E invece accadde qualcosa di miracoloso.
Ma la verità, almeno a detta di Owens è un’altra.
Come lo stesso atleta americano scrisse nella sua autobiografia, al termine della premiazione, con tanto di medaglia al collo, Owens passò sotto la tribuna delle autorità, incrociando lo sguardo per qualche secondo proprio con Hitler.
Ma non è tutto: il capo del partito nazista si alzò in piedi per omaggiare la vittoria del proprio “rivale” riconoscendone il valore, episodio che, ancora a distanza di anni, fa capire quanto importanti furono i successi di Owens.
Questo quadro ha del miracoloso, non vi sono aggettivi più calzanti: rappresenta il Führer che si arrende allo strapotere di una razza da lui considerata inferiore e che non può fare altro che omaggiarlo, salutarlo da eroe prima, e da campione poi.
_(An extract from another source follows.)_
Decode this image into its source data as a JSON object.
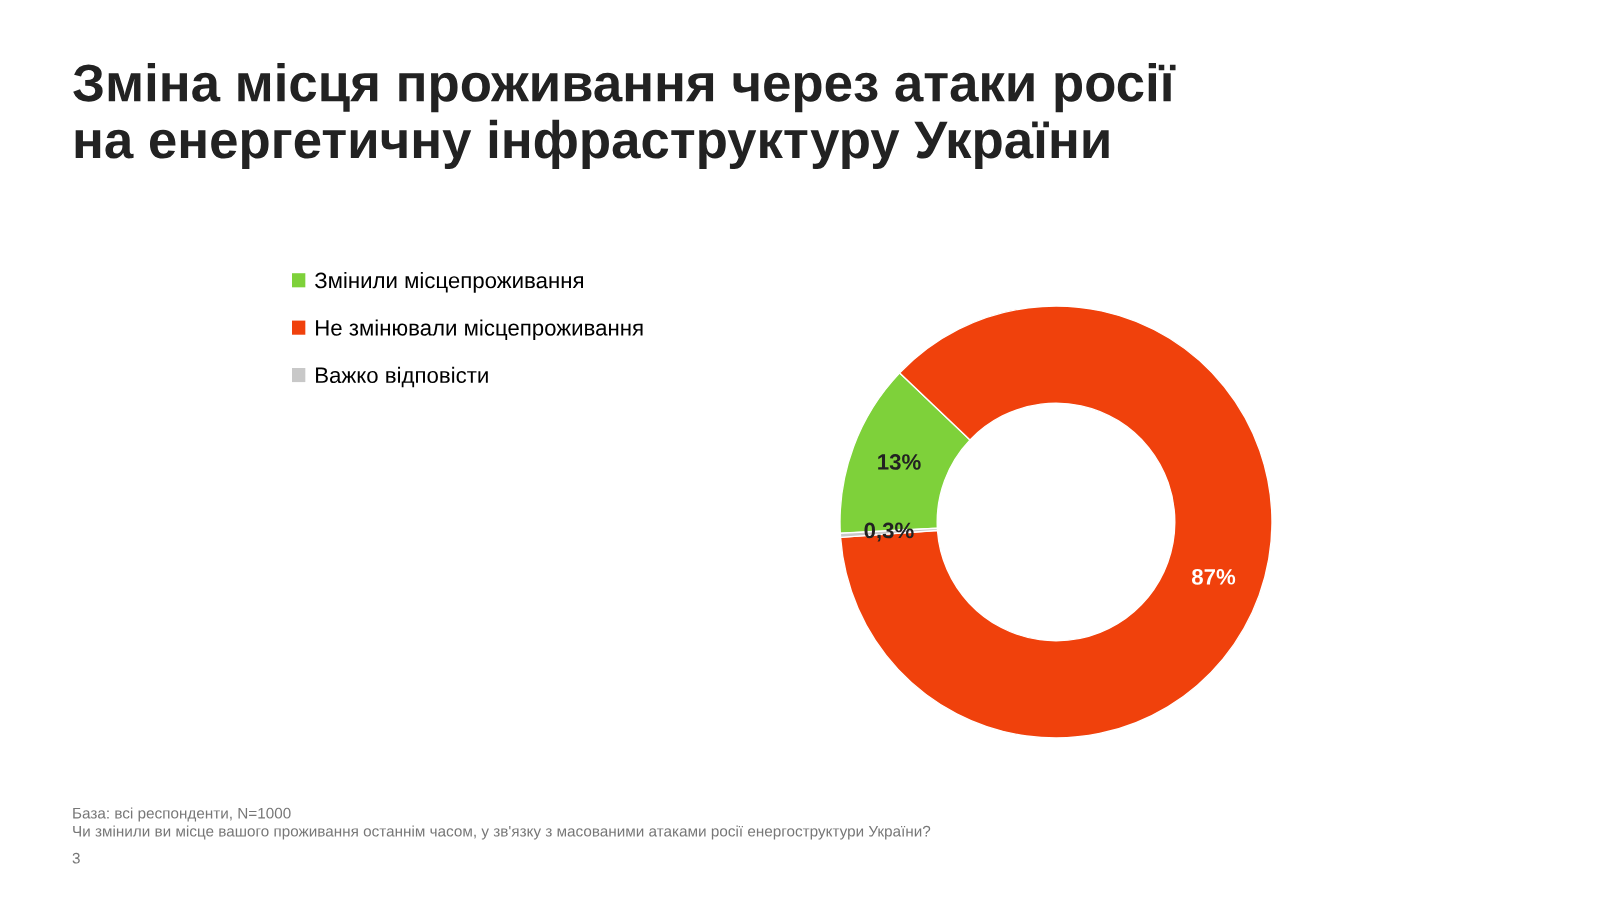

Le cronache dell’epoca, queste però da verificare, ci raccontano che una foto autografata personalmente da Hitler fu fatta recapitare all’atleta statunitense una volta tornato in patria, foto che Jesse avrebbe tenuto per sempre dentro il suo portafoglio.
Nessuno pensi che la descrizione di tali manifestazioni svolgano una sorta di revisionismo dell’ultima ora, tanto che, giusto per la cronaca, pochi anni dopo la chiusura di quei Giochi Olimpici, Hitler diede il via ad una delle più vergognose carneficine ai danni di milioni di ebrei.
Ma ciò che potrebbe farci riflettere è quanto possa essere superiore il significato che il quadretto appena riportato può insediarsi all’interno delle nostre coscienze.
La Politica che si fa piccola rispetto all’impresa sportiva di un uomo arrivato da una delle parti più povere del Pianeta.
Un totale appiattimento e livellamento del piano di campo di gioco, in cui non esistono più razza, cultura, odio e pensieri di superiorità.